In 2026, as generative AI reshapes the tech industry landscape, while most internet giants are competing to invest in billion-parameter models, Sohu has chosen a more practical path. At the recent Sohu Technology Annual Forum, CEO Zhang Chaoyang clearly stated that Sohu is not entering the "first-tier" development of large models, but rather focusing on "rational application based on its own business foundation." This statement is both a calm response to the industry's overenthusiasm and reflects the survival wisdom of mid-sized tech companies in the AI era.

Strategic Trade-offs: Why "Not Joining the First Tier"?

Zhang Chaoyang's judgment is based on three real-world considerations:

Consideration DimensionSpecific LogicIndustry Comparison
Financial BarriersTraining billion-parameter models requires hundreds of millions of dollars in computing power investment, with short iteration cycles and high sunk costs.Baidu, Alibaba, and Tencent all spend over ten billion yuan annually on AI, making it difficult for Sohu to match at the same level.
Technical BarriersDeveloping large models requires top algorithm teams, massive high-quality data, and engineering capabilities, which cannot be quickly compensated.Top manufacturers have already built a "data-compute-talent" loop, and the window for later entrants to catch up is narrowing.
Commercial ReturnThe monetization path for general-purpose large models is still unclear, while vertical scenario applications can already generate immediate value.Sohu chooses to "use others' models and do its own business," reducing the cost of trial and error.

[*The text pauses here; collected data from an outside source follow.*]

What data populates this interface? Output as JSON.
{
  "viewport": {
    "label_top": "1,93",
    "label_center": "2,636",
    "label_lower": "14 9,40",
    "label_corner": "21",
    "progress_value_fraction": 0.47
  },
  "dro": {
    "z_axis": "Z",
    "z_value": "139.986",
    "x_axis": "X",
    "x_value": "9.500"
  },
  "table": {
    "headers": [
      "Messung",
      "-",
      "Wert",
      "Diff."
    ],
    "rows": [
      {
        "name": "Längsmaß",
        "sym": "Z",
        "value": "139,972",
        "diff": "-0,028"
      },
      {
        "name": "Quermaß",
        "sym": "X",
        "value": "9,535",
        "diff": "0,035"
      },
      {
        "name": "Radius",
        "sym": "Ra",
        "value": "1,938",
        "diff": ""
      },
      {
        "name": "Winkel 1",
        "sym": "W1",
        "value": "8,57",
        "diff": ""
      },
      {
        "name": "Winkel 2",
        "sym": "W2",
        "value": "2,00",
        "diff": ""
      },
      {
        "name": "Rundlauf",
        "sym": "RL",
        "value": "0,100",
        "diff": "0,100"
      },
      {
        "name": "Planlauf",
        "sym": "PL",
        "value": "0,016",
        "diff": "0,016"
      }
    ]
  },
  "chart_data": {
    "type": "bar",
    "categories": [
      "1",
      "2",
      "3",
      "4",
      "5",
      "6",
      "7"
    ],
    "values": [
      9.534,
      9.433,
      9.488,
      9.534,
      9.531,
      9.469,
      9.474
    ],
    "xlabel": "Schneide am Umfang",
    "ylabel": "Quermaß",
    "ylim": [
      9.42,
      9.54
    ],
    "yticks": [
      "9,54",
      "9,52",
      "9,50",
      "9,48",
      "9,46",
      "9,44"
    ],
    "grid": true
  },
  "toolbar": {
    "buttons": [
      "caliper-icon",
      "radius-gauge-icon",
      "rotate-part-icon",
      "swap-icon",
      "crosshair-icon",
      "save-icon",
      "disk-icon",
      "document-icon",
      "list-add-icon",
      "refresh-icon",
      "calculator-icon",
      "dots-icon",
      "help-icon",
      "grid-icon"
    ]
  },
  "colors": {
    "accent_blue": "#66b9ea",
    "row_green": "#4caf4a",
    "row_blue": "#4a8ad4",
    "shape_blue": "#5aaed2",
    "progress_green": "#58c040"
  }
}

This strategy is not "giving up," but rather a precise positioning: seeking the optimal solution of "model capability × business scenario" outside the competition of computing power and parameters.

Implementation Path: Efficiency First, Content King

Sohu's AI applications focus on two directions:

  1. Efficiency and Cost Reduction:
    • Programming Assistance: Introducing code generation tools to improve R&D efficiency and shorten product iteration cycles;
    • Operational Automation: Using AI to handle repetitive tasks such as content review, user feedback, and data analysis, freeing up human resources to focus on creativity and strategy;
    • Cost Optimization: Using intelligent scheduling to reduce server resource consumption and improve the output per unit of computing power.
  2. Content Restraint:
    • Maintaining Neutrality: Clearly labeling AI-generated content to avoid misleading users by "machines pretending to be humans";
    • Avoiding Chaos Risks: Not blindly pursuing "automatic writing" or "mass production," prioritizing information accuracy and value orientation;
    • Human-Machine Collaboration: Journalists and editors remain the main decision-makers for content, with AI serving only as an auxiliary tool for material organization and fact-checking.

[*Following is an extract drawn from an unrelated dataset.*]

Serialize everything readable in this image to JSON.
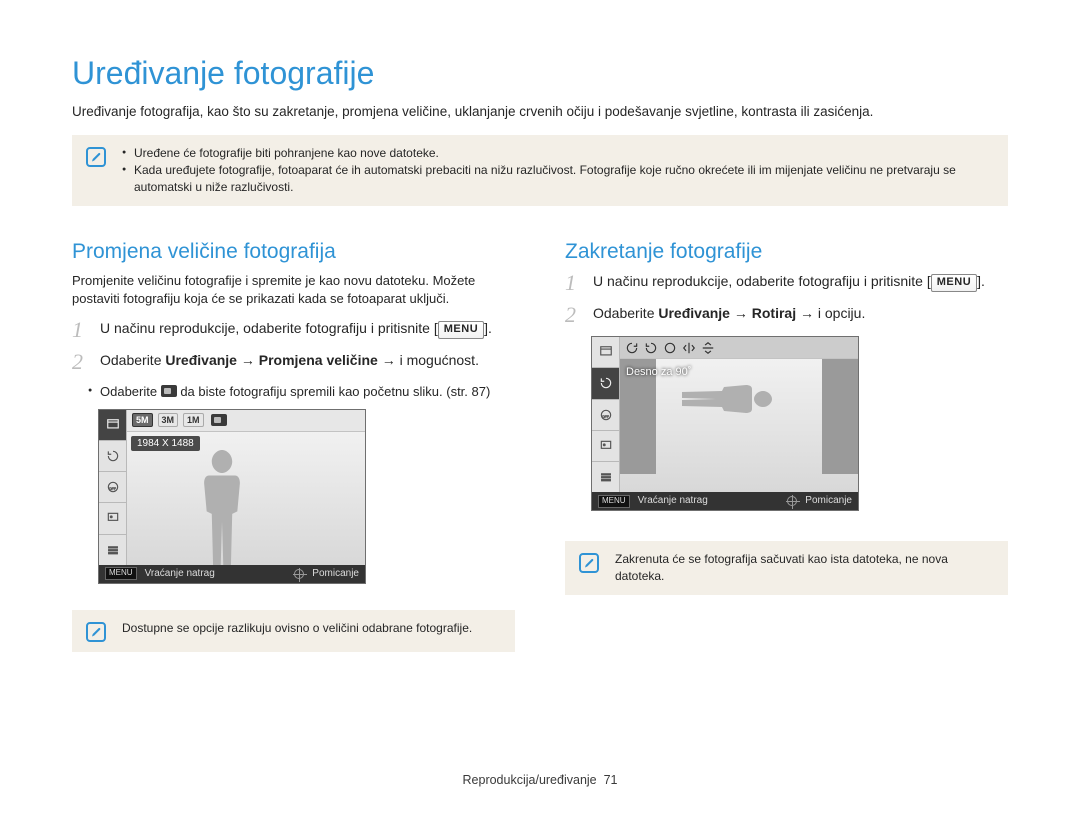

Zhang Chaoyang emphasized specifically: "The core value of a content platform is trust. Sacrificing neutrality for short-term traffic would harm long-term brand assets." This position is particularly precious in a content ecosystem where "clickbait headlines," "plagiarism," and "false information" are frequent.

Industry Insights: The "Rational Survival Rules" for Mid-Sized Companies

Sohu's choice provides a reference model for companies that have not entered the "first tier" of large model development:

  • Not Competing on Parameters, but on Scenarios: Leave general capabilities to leading companies, and focus on deep optimization in vertical scenarios;
  • Not Re-inventing the Wheel, but Using the Wheel: Reuse mature capabilities through API calls and model fine-tuning to reduce R&D risks;
  • Not Chasing Trends, but Upholding Principles: In high-sensitivity fields like content, finance, and healthcare, place "compliance" and "trustworthiness" before "innovation."

This "pragmatism" strategy may be the optimal solution for mid-sized tech companies under resource constraints: instead of running in a red ocean, they should focus on niche areas.

Challenges and Outlook

Certainly, this path also faces challenges:

  • Technology Dependency Risk: If the underlying model provider changes its strategy or increases prices, Sohu's application layer capabilities might become dependent on others;
  • Differentiation Challenges: When multiple companies use the same model, how to build unique user value?
  • Content Boundary Management: Finding a balance between "restraint" and "innovation" requires continuous mechanism design and value alignment.